Langkah kebijakan yang diambil
pemerintah kemudian lebih memilih melakukan impor produk pertanian untuk dapat
memenuhi seluruh kebutuhan pangan bagi masyarakat di dalam negeri adalah salah
satu contoh konkret ketidakberpihakan kebijakan pemerintah pada sektor
pertanian kita. Akibatnya, banyak petani yang mengalihfungsikan lahan yang
dimilikinya dengan menjual pada para pemodal untuk diubah menjadi perumahan
ataupun pabrik. Sehingga, para petani tersebut akhirnya hanya menjadi buruh
tani di lahan orang lain atau beralih profesi menjadi pedagang, kuli bangunan
bahkan pindah ke kota untuk mencari pekerjaan lain yang sesuai dengan keahlian
yang mereka miliki.
Itulah sekilas potret kebijakan
pertanian kita yang ambigu atau berstandar ganda dimana tidak menjadikan petani
dan sektor pertanian kita sebagai landasan pijak dalam pengambilan kebijakan.

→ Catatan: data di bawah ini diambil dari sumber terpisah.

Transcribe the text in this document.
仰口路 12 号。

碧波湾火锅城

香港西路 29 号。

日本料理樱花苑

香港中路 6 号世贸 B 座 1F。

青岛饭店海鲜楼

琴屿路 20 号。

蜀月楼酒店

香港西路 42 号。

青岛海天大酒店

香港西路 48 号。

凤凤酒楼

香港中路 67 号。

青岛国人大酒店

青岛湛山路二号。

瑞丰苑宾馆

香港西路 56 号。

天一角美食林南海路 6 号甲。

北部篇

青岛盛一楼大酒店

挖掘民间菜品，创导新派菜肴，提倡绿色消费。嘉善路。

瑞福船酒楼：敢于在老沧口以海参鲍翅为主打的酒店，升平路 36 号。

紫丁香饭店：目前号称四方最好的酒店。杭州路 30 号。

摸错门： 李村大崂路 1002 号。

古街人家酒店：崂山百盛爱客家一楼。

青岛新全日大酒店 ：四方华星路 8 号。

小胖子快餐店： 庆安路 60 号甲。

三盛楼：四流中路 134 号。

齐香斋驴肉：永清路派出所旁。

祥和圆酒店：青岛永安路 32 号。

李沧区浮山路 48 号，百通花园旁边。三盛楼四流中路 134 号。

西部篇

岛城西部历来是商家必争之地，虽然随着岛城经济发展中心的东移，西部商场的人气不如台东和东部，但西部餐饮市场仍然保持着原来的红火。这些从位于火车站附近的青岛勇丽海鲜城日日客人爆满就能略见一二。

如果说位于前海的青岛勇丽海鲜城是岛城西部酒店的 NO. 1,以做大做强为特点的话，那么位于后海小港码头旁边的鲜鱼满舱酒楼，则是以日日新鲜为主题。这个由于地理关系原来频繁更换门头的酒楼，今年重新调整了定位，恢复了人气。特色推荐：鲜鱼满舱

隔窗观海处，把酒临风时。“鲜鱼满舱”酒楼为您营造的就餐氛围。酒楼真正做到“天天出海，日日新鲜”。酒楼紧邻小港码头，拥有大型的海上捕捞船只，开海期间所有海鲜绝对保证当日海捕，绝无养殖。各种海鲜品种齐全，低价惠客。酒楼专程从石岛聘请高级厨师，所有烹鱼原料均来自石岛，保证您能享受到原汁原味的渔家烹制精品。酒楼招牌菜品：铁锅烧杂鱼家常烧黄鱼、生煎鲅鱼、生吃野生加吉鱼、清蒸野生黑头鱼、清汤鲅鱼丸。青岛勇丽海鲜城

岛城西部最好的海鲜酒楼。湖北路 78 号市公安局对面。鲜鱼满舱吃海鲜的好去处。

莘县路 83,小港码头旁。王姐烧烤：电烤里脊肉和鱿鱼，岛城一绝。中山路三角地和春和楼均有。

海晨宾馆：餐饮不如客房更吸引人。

Disamping itu, implementasi kebijakan yang digulirkan juga cenderung masih jauh
dari harapan regulasi yang ada.
Kebijakan Pupuk Bersubsidi
Dari berbagai kebijakan
pertanian yang digulirkan pemerintah, salah satunya adalah kebijakan pemberian
subsidi pada pupuk. Kebijakan ini digulirkan sebagai salah satu upaya untuk
meningkatkan produktivitas dan kualitas hasil pertanian. Secara filosofis,
subsidi pupuk dilakukan untuk meringankan beban petani dalam pembiayaan usaha
taninya. Meskipun kebijakan subsidi pupuk mengalami reorientasi pada tahun
2003, namun konsep dasar pemberian subsidi terhadap pupuk yang digunakan oleh
petani sebenarnya telah digagas sejak dekade 1970an.
Kebijakan pupuk bersubsidi sebagaimana
termaktub dalam Peraturan Menteri Pertanian No.06/Permentan/SR.130/2/2011,
adalah diperuntukkan bagi sektor yang berkaitan dengan budidaya tanaman pangan,
holtikultura, perkebunan, hijauan pakan ternak, dan budidaya ikan dan/atau
udang. Dengan sasaran bagi petani, pekebun, peternak yang mengusahakan lahan
paling luas 2 (dua) hektar setiap musim tanam per keluarga petani kecuali
pembudidaya ikan dan/atau udang paling luas 1 (satu) hektar.
Jenis pupuk yang disubsidi
adalah meliputi : Pupuk Urea, SP-36/Superphospat, ZA, NPK, dan Pupuk Organik.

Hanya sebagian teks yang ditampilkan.